A new paper, “Harnessing ionic complexity: A modeling approach for hierarchical ionic circuit design” is now out in APS Physical Review Applied and was led by Dr. Max Tepermeister. In this work, we developed a flexible circuit-like model for designing and understanding the behavior of ionic circuitry. Our model allows designers to approach ionic circuitry from a materials focused or device focused perspective, and gives new insights into transient behavior, circuit memory, and circuit stability; all while solving ionic circuits many times faster than realtime. We have also released our work as an open-source library for the modelica systems language, which we hope the ionic community will build on.

Congratulations Max!

Dr. Max Tepermeister successfully defended his PhD thesis “Ionic and Chemical Systems Modeling”. He’ll be starting this fall as the Cecil and Sally Drinkward Postdoctoral Fellow at Caltech.
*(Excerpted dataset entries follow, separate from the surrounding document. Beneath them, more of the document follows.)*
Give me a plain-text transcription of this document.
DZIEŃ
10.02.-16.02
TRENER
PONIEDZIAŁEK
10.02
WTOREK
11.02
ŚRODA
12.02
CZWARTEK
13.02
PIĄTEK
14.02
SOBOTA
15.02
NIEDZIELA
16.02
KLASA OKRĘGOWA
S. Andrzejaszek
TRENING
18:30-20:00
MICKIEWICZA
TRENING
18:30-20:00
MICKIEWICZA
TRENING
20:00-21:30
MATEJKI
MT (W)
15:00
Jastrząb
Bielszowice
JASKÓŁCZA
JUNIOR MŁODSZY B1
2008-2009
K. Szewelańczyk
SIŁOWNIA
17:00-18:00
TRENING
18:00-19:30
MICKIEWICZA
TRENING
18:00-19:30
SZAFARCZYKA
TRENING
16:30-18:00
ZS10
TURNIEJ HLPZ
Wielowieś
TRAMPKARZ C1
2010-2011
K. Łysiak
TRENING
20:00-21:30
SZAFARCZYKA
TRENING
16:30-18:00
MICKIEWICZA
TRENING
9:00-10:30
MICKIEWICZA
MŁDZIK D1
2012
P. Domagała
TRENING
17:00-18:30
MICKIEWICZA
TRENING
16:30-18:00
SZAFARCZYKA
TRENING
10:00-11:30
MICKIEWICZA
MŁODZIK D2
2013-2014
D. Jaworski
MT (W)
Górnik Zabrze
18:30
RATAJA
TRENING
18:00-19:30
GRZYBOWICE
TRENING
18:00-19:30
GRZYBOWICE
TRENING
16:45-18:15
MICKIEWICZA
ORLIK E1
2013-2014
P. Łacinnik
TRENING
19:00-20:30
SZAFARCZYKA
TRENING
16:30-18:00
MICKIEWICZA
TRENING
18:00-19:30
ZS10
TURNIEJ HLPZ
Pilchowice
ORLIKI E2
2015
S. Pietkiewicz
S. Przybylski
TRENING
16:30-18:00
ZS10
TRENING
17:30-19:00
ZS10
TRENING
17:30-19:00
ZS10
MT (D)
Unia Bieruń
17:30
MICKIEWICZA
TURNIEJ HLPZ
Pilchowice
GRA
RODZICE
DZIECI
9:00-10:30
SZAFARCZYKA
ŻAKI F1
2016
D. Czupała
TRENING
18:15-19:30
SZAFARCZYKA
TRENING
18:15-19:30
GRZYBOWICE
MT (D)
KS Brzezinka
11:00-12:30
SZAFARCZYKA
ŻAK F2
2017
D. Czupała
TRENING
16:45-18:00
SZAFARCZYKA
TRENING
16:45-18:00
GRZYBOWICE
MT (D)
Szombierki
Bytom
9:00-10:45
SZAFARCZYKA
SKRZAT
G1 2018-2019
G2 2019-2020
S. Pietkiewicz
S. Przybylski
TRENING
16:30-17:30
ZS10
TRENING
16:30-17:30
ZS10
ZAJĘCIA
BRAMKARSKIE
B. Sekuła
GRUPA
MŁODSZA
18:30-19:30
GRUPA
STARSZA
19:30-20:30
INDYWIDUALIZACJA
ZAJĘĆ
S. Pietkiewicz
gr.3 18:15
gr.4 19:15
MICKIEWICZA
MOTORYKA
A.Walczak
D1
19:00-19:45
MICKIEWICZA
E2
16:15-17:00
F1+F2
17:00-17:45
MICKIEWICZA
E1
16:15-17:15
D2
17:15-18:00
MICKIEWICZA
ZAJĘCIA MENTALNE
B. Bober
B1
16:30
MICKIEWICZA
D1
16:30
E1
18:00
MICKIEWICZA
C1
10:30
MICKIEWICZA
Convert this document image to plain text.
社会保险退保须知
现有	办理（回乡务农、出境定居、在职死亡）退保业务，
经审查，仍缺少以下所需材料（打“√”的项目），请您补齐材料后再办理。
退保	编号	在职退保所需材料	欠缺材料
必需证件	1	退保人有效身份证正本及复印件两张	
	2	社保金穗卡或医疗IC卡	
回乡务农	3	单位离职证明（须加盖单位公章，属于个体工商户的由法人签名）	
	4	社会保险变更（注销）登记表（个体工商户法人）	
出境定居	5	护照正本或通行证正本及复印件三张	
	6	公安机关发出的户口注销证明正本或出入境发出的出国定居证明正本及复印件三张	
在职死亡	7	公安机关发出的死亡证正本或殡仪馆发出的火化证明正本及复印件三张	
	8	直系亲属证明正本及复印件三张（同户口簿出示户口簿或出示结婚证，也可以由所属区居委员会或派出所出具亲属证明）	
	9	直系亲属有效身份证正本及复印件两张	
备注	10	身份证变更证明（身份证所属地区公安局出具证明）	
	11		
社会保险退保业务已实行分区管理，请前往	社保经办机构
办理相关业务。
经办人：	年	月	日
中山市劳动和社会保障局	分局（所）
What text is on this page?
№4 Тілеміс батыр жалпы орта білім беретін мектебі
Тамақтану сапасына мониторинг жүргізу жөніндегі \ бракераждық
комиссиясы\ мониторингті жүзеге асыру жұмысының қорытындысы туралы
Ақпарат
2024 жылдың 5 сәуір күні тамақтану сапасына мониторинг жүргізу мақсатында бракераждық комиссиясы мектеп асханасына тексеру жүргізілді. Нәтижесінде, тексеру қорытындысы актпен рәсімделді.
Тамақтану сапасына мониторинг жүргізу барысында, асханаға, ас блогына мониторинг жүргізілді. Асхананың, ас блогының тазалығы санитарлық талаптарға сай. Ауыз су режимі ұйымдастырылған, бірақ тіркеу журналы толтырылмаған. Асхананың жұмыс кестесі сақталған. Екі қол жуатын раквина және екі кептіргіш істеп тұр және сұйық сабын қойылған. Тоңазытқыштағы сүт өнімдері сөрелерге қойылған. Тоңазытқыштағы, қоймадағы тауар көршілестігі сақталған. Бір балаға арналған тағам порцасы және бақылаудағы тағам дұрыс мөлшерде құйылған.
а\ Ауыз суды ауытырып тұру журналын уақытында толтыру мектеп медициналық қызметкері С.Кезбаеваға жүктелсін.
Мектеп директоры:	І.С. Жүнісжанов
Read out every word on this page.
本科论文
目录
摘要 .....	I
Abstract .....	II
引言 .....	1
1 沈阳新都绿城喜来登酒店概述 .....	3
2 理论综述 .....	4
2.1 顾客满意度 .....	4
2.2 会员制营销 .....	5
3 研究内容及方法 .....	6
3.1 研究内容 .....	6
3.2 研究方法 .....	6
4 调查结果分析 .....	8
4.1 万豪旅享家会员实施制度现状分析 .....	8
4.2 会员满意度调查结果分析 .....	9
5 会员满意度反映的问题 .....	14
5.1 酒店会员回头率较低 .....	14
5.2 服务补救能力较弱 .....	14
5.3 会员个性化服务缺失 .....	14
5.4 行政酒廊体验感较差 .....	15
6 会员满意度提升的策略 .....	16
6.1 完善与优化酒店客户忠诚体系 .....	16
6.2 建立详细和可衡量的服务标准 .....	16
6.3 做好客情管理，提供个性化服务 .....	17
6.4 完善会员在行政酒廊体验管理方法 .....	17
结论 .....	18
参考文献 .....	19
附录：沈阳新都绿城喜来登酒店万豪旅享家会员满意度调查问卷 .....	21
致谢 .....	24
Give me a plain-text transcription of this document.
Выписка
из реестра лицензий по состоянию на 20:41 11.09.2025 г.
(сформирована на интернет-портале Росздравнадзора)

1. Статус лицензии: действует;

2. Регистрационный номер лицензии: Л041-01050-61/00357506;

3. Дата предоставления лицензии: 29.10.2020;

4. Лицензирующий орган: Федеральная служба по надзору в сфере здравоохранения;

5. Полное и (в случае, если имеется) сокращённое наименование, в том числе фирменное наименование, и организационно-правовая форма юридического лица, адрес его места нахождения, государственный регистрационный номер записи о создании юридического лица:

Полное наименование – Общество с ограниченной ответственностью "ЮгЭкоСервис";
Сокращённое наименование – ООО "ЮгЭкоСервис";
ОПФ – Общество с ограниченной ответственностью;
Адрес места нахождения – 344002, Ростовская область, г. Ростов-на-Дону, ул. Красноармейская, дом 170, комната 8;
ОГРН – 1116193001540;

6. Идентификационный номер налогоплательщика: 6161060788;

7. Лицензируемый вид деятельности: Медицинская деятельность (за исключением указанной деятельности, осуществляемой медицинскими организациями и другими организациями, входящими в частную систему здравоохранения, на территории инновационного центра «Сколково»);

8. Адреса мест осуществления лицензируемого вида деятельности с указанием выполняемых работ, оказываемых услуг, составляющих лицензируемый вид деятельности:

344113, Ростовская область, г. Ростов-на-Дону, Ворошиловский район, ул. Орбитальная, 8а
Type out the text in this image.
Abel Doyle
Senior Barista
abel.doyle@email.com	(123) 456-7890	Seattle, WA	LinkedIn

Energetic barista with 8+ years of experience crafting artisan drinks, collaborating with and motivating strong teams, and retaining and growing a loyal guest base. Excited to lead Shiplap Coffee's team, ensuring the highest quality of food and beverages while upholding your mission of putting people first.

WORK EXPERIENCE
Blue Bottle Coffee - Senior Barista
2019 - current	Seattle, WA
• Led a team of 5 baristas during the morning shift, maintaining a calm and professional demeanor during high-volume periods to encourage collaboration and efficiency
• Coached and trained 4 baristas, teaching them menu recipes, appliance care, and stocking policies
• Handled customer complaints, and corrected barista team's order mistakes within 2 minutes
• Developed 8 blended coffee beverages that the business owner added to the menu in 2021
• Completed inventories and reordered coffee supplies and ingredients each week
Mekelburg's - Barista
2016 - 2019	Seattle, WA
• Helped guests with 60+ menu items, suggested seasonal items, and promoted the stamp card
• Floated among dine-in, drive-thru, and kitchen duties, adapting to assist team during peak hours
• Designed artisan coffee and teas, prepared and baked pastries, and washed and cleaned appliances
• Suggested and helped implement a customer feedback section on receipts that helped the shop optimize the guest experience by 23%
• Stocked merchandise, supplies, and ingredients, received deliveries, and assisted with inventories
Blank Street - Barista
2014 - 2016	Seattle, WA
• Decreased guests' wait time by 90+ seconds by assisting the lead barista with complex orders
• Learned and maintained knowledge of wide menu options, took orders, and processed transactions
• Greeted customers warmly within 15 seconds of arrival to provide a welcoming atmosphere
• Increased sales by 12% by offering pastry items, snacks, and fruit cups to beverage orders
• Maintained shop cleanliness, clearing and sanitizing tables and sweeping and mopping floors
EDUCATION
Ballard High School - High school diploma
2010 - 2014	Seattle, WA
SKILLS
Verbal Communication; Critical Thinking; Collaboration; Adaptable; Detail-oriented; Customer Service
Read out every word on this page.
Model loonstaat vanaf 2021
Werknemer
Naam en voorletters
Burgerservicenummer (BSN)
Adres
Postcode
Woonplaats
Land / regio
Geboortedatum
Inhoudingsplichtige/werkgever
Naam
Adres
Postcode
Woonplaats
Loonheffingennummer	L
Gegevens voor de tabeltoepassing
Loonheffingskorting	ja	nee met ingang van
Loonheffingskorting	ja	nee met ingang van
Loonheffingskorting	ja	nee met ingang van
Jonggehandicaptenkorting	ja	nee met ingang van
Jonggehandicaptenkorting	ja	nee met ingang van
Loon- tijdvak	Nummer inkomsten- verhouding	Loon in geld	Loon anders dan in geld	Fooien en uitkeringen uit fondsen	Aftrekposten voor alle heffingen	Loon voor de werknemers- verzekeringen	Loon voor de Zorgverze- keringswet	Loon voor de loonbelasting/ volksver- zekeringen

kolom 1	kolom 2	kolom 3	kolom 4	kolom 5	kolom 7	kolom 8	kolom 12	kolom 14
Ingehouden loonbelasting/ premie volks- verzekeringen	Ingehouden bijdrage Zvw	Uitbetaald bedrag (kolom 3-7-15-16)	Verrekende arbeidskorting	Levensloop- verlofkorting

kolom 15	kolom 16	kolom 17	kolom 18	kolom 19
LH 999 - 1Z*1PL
Regulating Hydrogel Stiffness with Electric Fields

Work led by the newly minted Dr. Cai is now published in Materials Horizons. In “Regulating hydrogel mechanical properties with an electric field,” Dr. Cai designs a gel that is stable despite having strong saloplasticity (getting 5x stiffer when all of the salt is removed) and then shows how external electric fields can be used to regulate stiffness by regulating salt transport. He then demonstrates how this innovation could be applied for haptic devices. Max Tepermeister helped with system design and a special thanks co-author to Chenyun Yuan from Prof Ober’s group for sharing his scanning electron microscopy expertise.

Congrats Hongyi!

Congratulations Dr. Hongyi Cai for successfully defending his PhD in Materials Science and Engineering earlier this month! Also, thanks for choosing the best kind of celebration (Cornell Dairy Bar Ice Cream)!!!

Complex Active and Adaptive Material Systems GRC

Max Tepermeister and Si Chen participated Complex Active and Adaptive Material Systems Gordon Research Seminar and Gordon Research Conference at the end of January in sunny Ventura, CA. This year’s theme was Active and Biomimetic Materials That Embody Intelligence. Si presented her work on engineering mechanics and growth of plant leaves. And Max won best speaker at the GRS presenting on his ionic material and system modeling tool and its applications for designing soft robotic systems!